Tuesday, March 2, 2010

we're not going to talk about judy at all


I can't yet tell you how to make bagels.  I'm working on that.  These aren't perfect.  There was some weird pocking in the first pan's worth (see the back row, third bagel from the left), resulting in uncooked bits of bagel below the topping, which seems to have been corrected in the second pan's, because I flipped the bagels halfway through.  Because I used so many "this is what I have in the house" substitutions for these bagels (notice there are black sesame seeds instead of regular, and I used pizza flour!), I wouldn't want to share this recipe with you.

If you haven't been to the northeast, it's very possible you haven't had a real bagel. They're not impossible to find -- both Bloomington, Indiana, and New Orleans had real bagel joints -- but you won't necessarily know them if you don't know what you're looking for.  Just because a chain is a bakery or carries bagels doesn't mean they have real bagels, for instance -- as far as I can tell, Panera doesn't boil theirs, and the fact that their bagel flavors skew so heavily towards ridiculous nonsense like "French toast bagels" says a lot about how they see the bagel, as basically a short yeast-raised muffin.

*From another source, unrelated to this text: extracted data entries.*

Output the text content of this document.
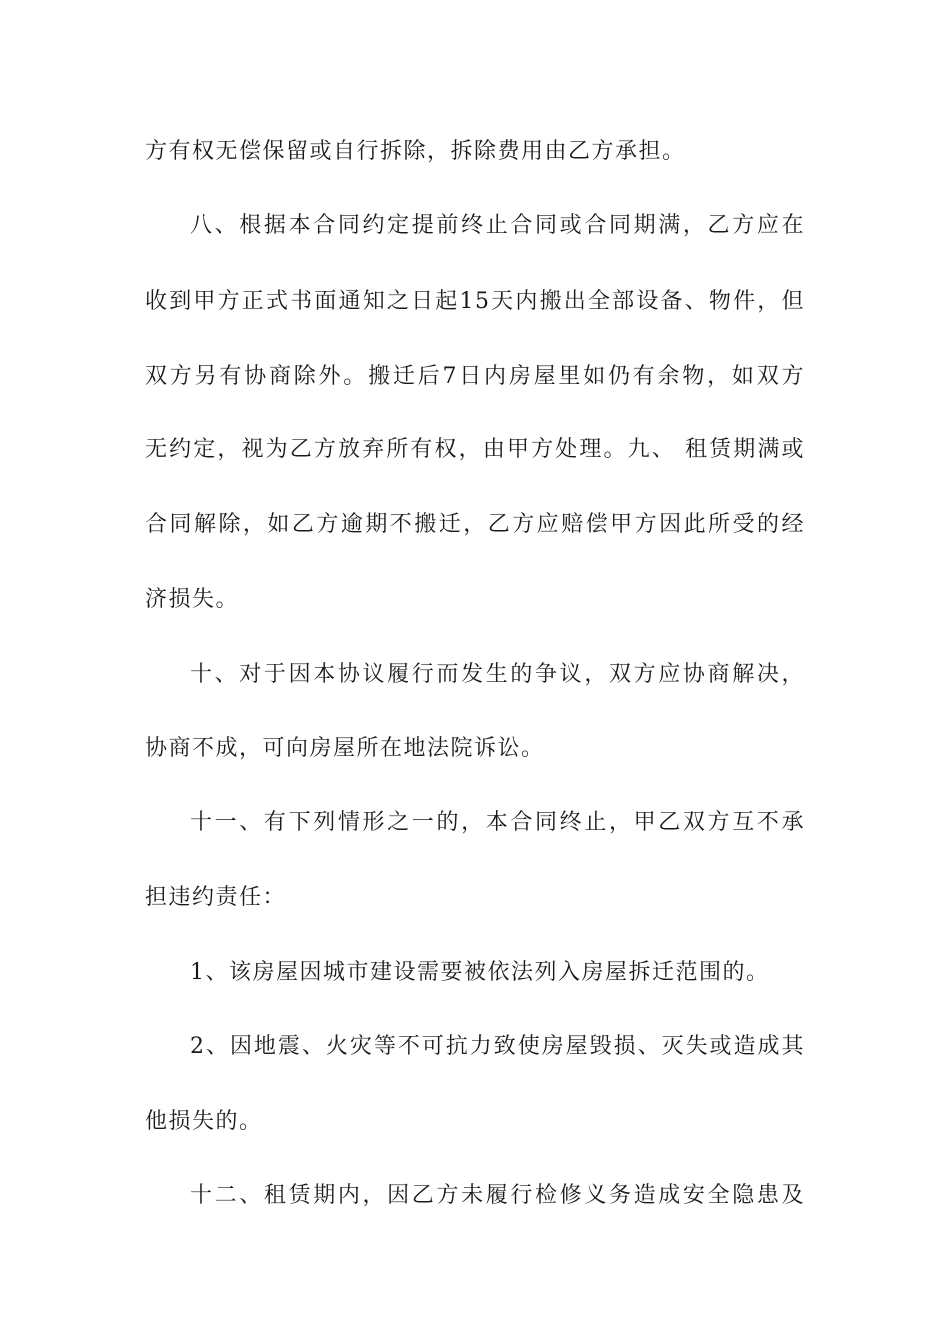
方有权无偿保留或自行拆除，拆除费用由乙方承担。
八、根据本合同约定提前终止合同或合同期满，乙方应在
收到甲方正式书面通知之日起15天内搬出全部设备、物件，但
双方另有协商除外。搬迁后7日内房屋里如仍有余物，如双方
无约定，视为乙方放弃所有权，由甲方处理。九、 租赁期满或
合同解除，如乙方逾期不搬迁，乙方应赔偿甲方因此所受的经
济损失。
十、对于因本协议履行而发生的争议，双方应协商解决，
协商不成，可向房屋所在地法院诉讼。
十一、有下列情形之一的，本合同终止，甲乙双方互不承
担违约责任：
1、该房屋因城市建设需要被依法列入房屋拆迁范围的。
2、因地震、火灾等不可抗力致使房屋毁损、灭失或造成其
他损失的。
十二、租赁期内，因乙方未履行检修义务造成安全隐患及
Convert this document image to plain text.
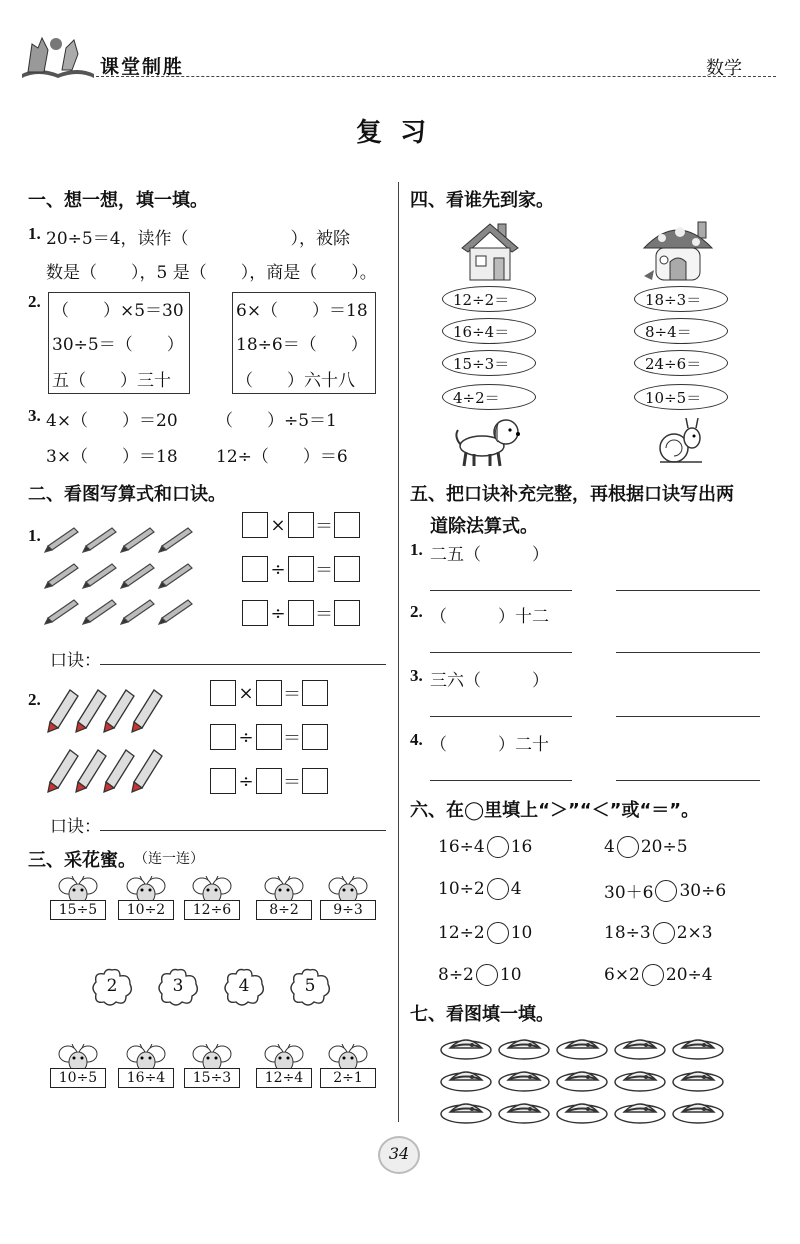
课堂制胜	数学
复  习
一、想一想，填一填。
1. 20÷5＝4，读作（　　　　　　），被除
数是（　　），5 是（　　），商是（　　）。
2. （　　）×5＝30
30÷5＝（　　）
五（　　）三十
6×（　　）＝18
18÷6＝（　　）
（　　）六十八
3. 4×（　　）＝20 （　　）÷5＝1
3×（　　）＝18 12÷（　　）＝6
二、看图写算式和口诀。
1.	× ＝
÷ ＝
÷ ＝
口诀：
2.	× ＝
÷ ＝
÷ ＝
口诀：
三、采花蜜。
（连一连）
15÷5	10÷2	12÷6	8÷2	9÷3
2	3	4	5
10÷5	16÷4	15÷3	12÷4	2÷1
四、看谁先到家。
12÷2＝
16÷4＝
15÷3＝
4÷2＝
18÷3＝
8÷4＝
24÷6＝
10÷5＝
五、把口诀补充完整，再根据口诀写出两
道除法算式。
1. 二五（　　　）
2. （　　　）十二
3. 三六（　　　）
4. （　　　）二十
六、在◯里填上“＞”“＜”或“＝”。
16÷4 16	4 20÷5
10÷2 4	30＋6 30÷6
12÷2 10	18÷3 2×3
8÷2 10	6×2 20÷4
七、看图填一填。
34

Aside from the fact that French toast isn't a fucking bagel flavor, here is the thing about bagels: they must, they must, be boiled before they are baked.  This is the defining characteristic, and it's the one generally neglected.  Magic tapwater doesn't matter, though ideally the boiling water should be alkalized with lye or baking soda, and should have malt syrup added (I used a bottle of beer).

Bagels are really about texture: the outside has a well-defined crust which, unlike the crust of many loaves of bread, is incapable of flaking off; the inside is chewy and dense, not light and bready.  A bagel is completely and absolutely inappropriate for a hamburger -- that's just physics -- and for most any sandwich apart from the classic lox and cream cheese.  The bite necessary to carry your teeth through a bagel would compress a sandwich and shoot its contents out the other end.  Peanut butter and jelly, sure, that's fine.  Roast beef?  Yeah, I ordered the roast beef from Bruegger's plenty of times, and it was a mistake.  Bagel sandwiches are just dumb marketing.  They're unnecessary.  They're plenty filling and plenty caloric with just the cream cheese, you don't need to dress them up much to turn them into lunch.

When I ordered belly lox from Russ & Daughters, I froze most of it, separated by pieces of parchment paper to make it easy to thaw small portions at a time.  This is why, the classic combination of salt and fat and carbs:

Bagel, creme fraiche, dill pollen, belly lox

That's creme fraiche instead of cream cheese.  I'm out of cream cheese, and the truth is, Philadelphia-brand cream cheese isn't very good for bagels, but is my only supermarket option.  So I figured I would give creme fraiche -- made by heating cream to just-warm (90 degrees or so), stirring in active yogurt, and letting it sit in a warm place for a couple days -- a whirl.  That's dill pollen on top.

The color of the photo is correct, by the way.  I made the creme fraiche with pasteurized cream instead of ultrapasteurized.  Ultrapasteurized cream is paper-white and tastes like supermarket milk but thicker; pasteurized cream is cream-colored and tastes like cream.  It's hard to find, but Whole Foods had it, for a pretty penny.


  1. Like many, I'm of the opinion that bacon makes everything better. When I was in college near New York City, I would get a bagel, spread some cream cheese on both sides, and then smoosh some crispy bacon slices (which would break up well enough into pieces to make it work) or pieces (and real bacon pieces, not bacon bits) between the two sides. Not great for the cholesterol, by my mouth sang. I imagine you'd fancy it up a bit, but it was one of the few things that worked as a bagel sandwich with real bagels.

  2. An interesting read. I like that you have a great knowledge of bagels. I work for Bruegger's and am proud that we are the only national bagel chain that offer's the only boiled, then baked bagel. I do get that sandwiches are hard to eat on a bagel but certainly not that hard. Have you tried our softwich? I know, i know, it's not a round shape. However, same dough, same boiling process, same baking process and perfect for a sandwich. Hence the quirky name.

    Also, I'm trying your idea to use creme fraiche on my weekly bagel. Sounds delicious. -Holly

  3. Holly - I LOVE Brueggers. When I lived in Massachusetts, I lived across the street from one and got a bagel with cream cheese almost every day.

    I think the veggie sandwich works, I just don't think bagels lend themselves to sandwiches otherwise -- but I don't think they need to, either! I think the things that are good about bagels are exactly the things that make them not work as a sandwich bread. It's all about that texture and chew, everything the supermarket bagels lack. That said, I haven't had the softwich.

    Alan - you're right, bacon would work! It's really when you try to layer on deli meats that the sandwich doesn't work, I think.

  4. My secret diary... there are pages missing.